Ao mesmo tempo em que o professor e pesquisador desenvolve o trabalho, que avalia a saúde dos animais e a qualidade das águas, a Prefeitura de Santos explica que tilápias foram descartadas clandestinamente nos canais, o que, de acordo com o biólogo e coordenador do Aquário de Santos, Alex Ribeiro, tende a desequilibrar o ecossistema da região. 
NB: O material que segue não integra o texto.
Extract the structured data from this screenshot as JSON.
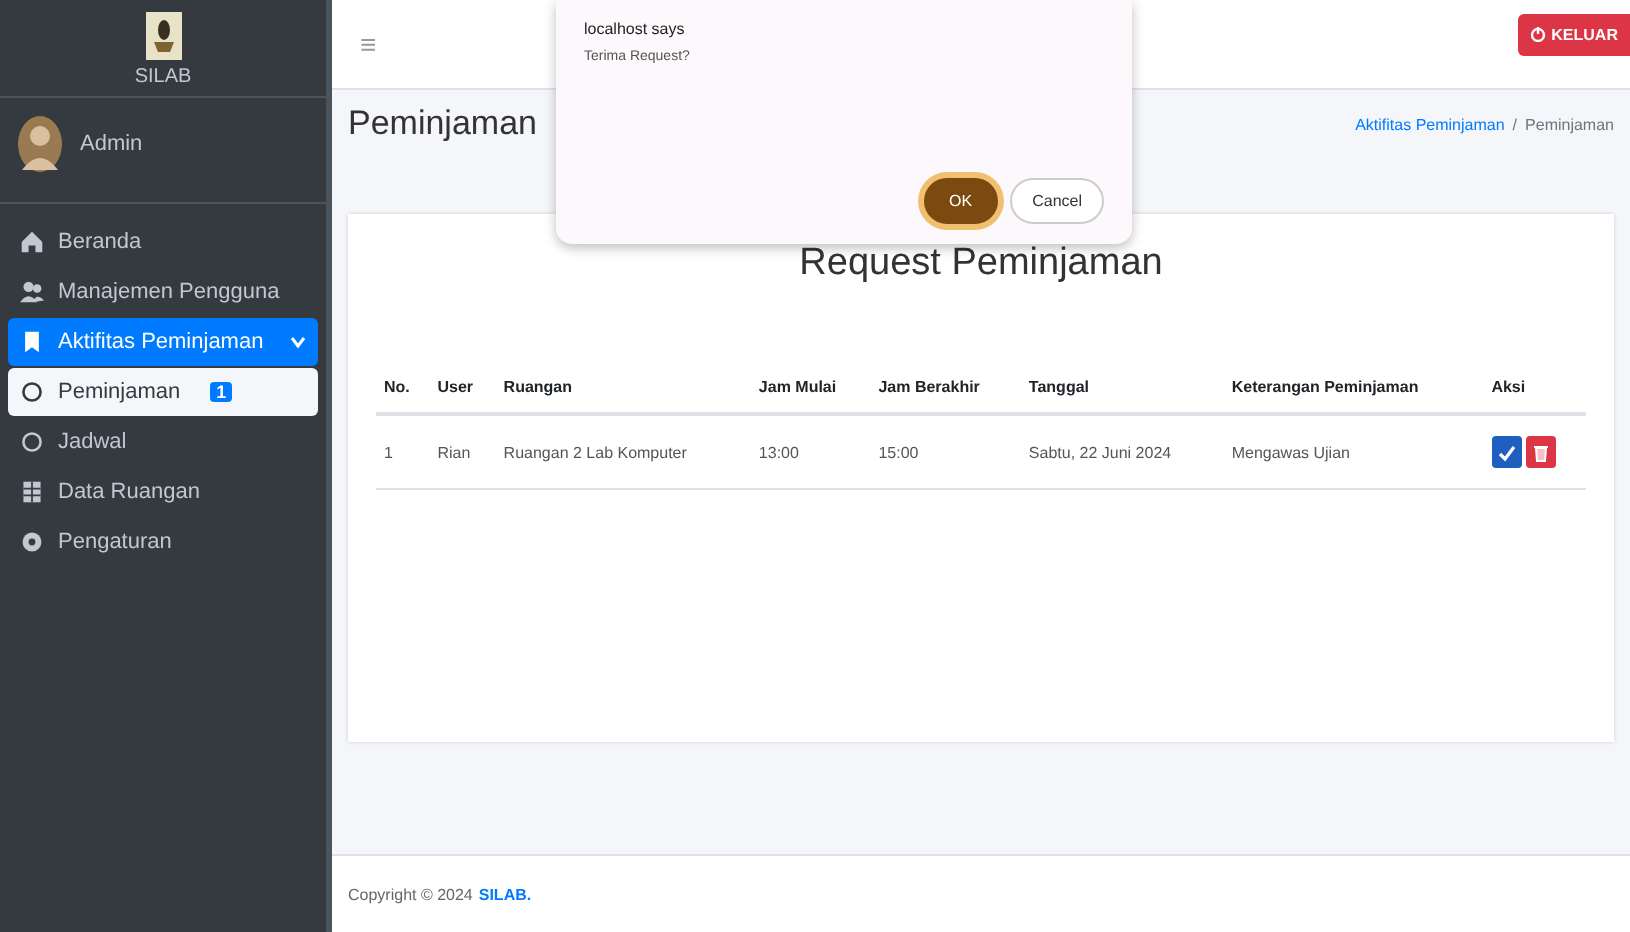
{
  "sidebar": {
    "brand": "SILAB",
    "user": "Admin",
    "items": [
      {
        "label": "Beranda",
        "selected": false
      },
      {
        "label": "Manajemen Pengguna",
        "selected": false
      },
      {
        "label": "Aktifitas Peminjaman",
        "selected": true,
        "expanded": true,
        "children": [
          {
            "label": "Peminjaman",
            "selected": true,
            "badge": "1"
          },
          {
            "label": "Jadwal",
            "selected": false
          }
        ]
      },
      {
        "label": "Data Ruangan",
        "selected": false
      },
      {
        "label": "Pengaturan",
        "selected": false
      }
    ]
  },
  "topbar": {
    "menu_glyph": "≡",
    "logout": "KELUAR"
  },
  "page": {
    "title": "Peminjaman",
    "breadcrumb_separator": "/",
    "breadcrumb": [
      {
        "label": "Aktifitas Peminjaman",
        "link": true
      },
      {
        "label": "Peminjaman",
        "link": false
      }
    ]
  },
  "card": {
    "title": "Request Peminjaman",
    "table": {
      "columns": [
        "No.",
        "User",
        "Ruangan",
        "Jam Mulai",
        "Jam Berakhir",
        "Tanggal",
        "Keterangan Peminjaman",
        "Aksi"
      ],
      "rows": [
        [
          "1",
          "Rian",
          "Ruangan 2 Lab Komputer",
          "13:00",
          "15:00",
          "Sabtu, 22 Juni 2024",
          "Mengawas Ujian"
        ]
      ]
    }
  },
  "footer": {
    "text": "Copyright © 2024",
    "brand": "SILAB."
  },
  "dialog": {
    "title": "localhost says",
    "message": "Terima Request?",
    "buttons": [
      {
        "label": "OK",
        "primary": true
      },
      {
        "label": "Cancel",
        "primary": false
      }
    ]
  }
}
“Qualquer espécie invasora, que não seja do ambiente, vai provocar um desequilíbrio, seja na cadeia alimentar, na produção de dejetos, na competição por alimentos com outras espécies. Temos contato direto com pescadores, até para saber como está a fauna, e eles relatam que, passando a rede próximo aos canais, já pescaram tilápias. Logo, esses animais já estão se adaptando a viver próximo daquela salinidade. O problema é bem delicado”, diz Ribeiro. 


O coordenador do Aquário conta que já observa essas tilápias há um bom tempo nos canais e destaca a capacidade de adaptação da espécie, que é de água doce, mas “vive muito bem em águas estuarinas, com uma salinidade um pouco maior”. E complementa: “É um animal onívoro, que se alimenta com qualquer alimento que caiba na boca, como frutos, outros peixes. Já se encontrou até lixo”. 


Pesca e alimentação


Uma cena que tem se mostrado comum é a pesca desses peixes nos canais. Porém, a prática é proibida por lei, com multa de R$ 500,00 em caso de reincidência. A situação fez a vereador Telma de Souza (PT) apresentar um requerimento, no dia 3, cobrando respostas da Prefeitura quanto a estudos e análises dos impactos gerados pelos peixes na região e questionando sobre riscos do consumo desses animais.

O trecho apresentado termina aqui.